14 Ekim 2018 23:14

Bolsonaro ve faşist tsunami

Bolsonaro ve faşist tsunami

Fotoğraf: Envato

Paylaş

Brezilya’da geçtiğimiz pazar günü birinci turu gerçekleşen başkanlık seçimlerinin sonucu korkutucu olmakla birlikte şaşırtıcı değildi. Özellikle son bir aydır anketlerde güç kazandığı görülen aşırı sağcı aday Jair Bolsonaro oyaların yüzde 46’sını alarak en yakın rakibine yüzde 16’dan fazla fark attı ve seçimlerin 28 Ekim’de gerçekleşecek olan ikinci tura büyük bir avantaj ile girerek ve büyük ihtimal seçimlerin galibi olacak gibi gözüküyor. Bununla birlikte, geleneksel sağ içindeki darbeci koalisyonun Bolsonaro’nun bu hızlı yükselişini ve bir anda PT karşıtlığının lideri haline geleceğini tahmin ve arzu ettiklerini söylemek ise pek mümkün değil.

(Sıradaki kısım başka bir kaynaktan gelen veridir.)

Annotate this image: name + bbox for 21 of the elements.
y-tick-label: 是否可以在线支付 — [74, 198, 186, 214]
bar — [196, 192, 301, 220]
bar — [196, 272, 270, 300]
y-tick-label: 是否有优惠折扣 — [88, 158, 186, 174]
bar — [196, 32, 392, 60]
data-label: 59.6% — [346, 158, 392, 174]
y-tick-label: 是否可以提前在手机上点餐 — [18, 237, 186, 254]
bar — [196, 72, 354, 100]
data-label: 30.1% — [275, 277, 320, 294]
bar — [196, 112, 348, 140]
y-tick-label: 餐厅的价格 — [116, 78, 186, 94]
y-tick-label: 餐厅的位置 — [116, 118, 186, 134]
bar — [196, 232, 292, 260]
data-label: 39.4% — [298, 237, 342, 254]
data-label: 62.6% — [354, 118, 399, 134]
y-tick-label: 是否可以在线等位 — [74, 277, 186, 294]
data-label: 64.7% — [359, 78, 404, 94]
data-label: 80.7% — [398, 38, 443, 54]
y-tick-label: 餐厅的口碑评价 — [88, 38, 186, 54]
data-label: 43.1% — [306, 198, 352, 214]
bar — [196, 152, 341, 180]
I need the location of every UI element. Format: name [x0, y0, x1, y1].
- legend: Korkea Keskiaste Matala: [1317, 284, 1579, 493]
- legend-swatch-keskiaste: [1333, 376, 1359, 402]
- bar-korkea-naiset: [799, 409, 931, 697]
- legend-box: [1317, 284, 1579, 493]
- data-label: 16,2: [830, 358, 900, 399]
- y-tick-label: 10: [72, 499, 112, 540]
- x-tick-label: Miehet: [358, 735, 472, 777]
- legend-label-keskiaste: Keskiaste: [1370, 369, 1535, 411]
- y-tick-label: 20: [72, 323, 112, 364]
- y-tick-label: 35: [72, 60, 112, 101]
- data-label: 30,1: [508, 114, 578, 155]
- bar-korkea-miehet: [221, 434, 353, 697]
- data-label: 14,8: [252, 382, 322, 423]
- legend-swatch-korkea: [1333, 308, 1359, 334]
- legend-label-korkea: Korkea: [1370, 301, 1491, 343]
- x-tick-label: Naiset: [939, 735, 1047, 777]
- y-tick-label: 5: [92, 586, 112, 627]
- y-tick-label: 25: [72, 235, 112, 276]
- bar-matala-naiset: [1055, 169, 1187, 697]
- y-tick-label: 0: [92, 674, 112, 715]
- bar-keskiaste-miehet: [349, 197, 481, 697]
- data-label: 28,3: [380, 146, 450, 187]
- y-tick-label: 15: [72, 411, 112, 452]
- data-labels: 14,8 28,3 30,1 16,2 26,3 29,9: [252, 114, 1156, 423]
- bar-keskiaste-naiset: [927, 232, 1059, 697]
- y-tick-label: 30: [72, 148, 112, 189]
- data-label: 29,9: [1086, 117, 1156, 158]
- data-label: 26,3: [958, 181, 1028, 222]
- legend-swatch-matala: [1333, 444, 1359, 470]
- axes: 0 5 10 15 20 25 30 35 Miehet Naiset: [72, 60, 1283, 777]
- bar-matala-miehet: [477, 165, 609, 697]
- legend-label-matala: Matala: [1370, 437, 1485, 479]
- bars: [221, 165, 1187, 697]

Roussef yönetimini 2016’da azleden bu darbeci sağ koalisyon, PT’nin yıllardır sisteme dahil ederek pasifize etmeyi başardığı işçi sınıfına karşı büyük bir saldırı başlatırken, tabanı savunma pozisyonu almış durumda olan PT, seçime az kala en büyük darbeyi seçimlerdeki en güçlü aday olan Lula’nın hapsedilmesi ve adaylığının yüksek mahkeme tarafından reddedilmesi ile almıştı. Buna ek olarak, büyük bir ekonomik kriz ve işsizlikle boğuşan ülkede bir süredir rafa kaldırılmış olan yolsuzluk skandalı “Lava Jato” skandalı seçimlere bir ay kala tekrar açılarak PT karşıtlığı beslenmiş oldu. 

Ancak görünen o ki, darbeci koalisyonun tüm bu manevralarından faydalanan siyasi aktör Bolsonaro ve Bolsonarismo’nun temsil ettiği aşırı sağcı-ırkçı-kadın düşmanı hareket oldu. İlk tur sonuçları bu açıdan da şaşırtıcı. Temer Hükümetinin partisi dahil, Brezilya’da merkez sağ siyasetin tüm geleneksel aktörleri seçimlerde büyük bir yenilgi aldı. Temer’in partisinin adayı Meirelles ancak yüzde 1 oy alabilirken, PSDB-DEM koalisyonunun adayı Alckmin yüzde 5 alabildi. Bu açıdan bakıldığında darbe pratiğini işleten siyasi aktörler, Lula’yı saf dışı ederek, PT’yi ve adayı Fernando Haddad’ı yüzde 30 sınırında bırakarak başarılı olurken seçimlerde büyük bir yenilgi almaktan kaçamamışlardır. 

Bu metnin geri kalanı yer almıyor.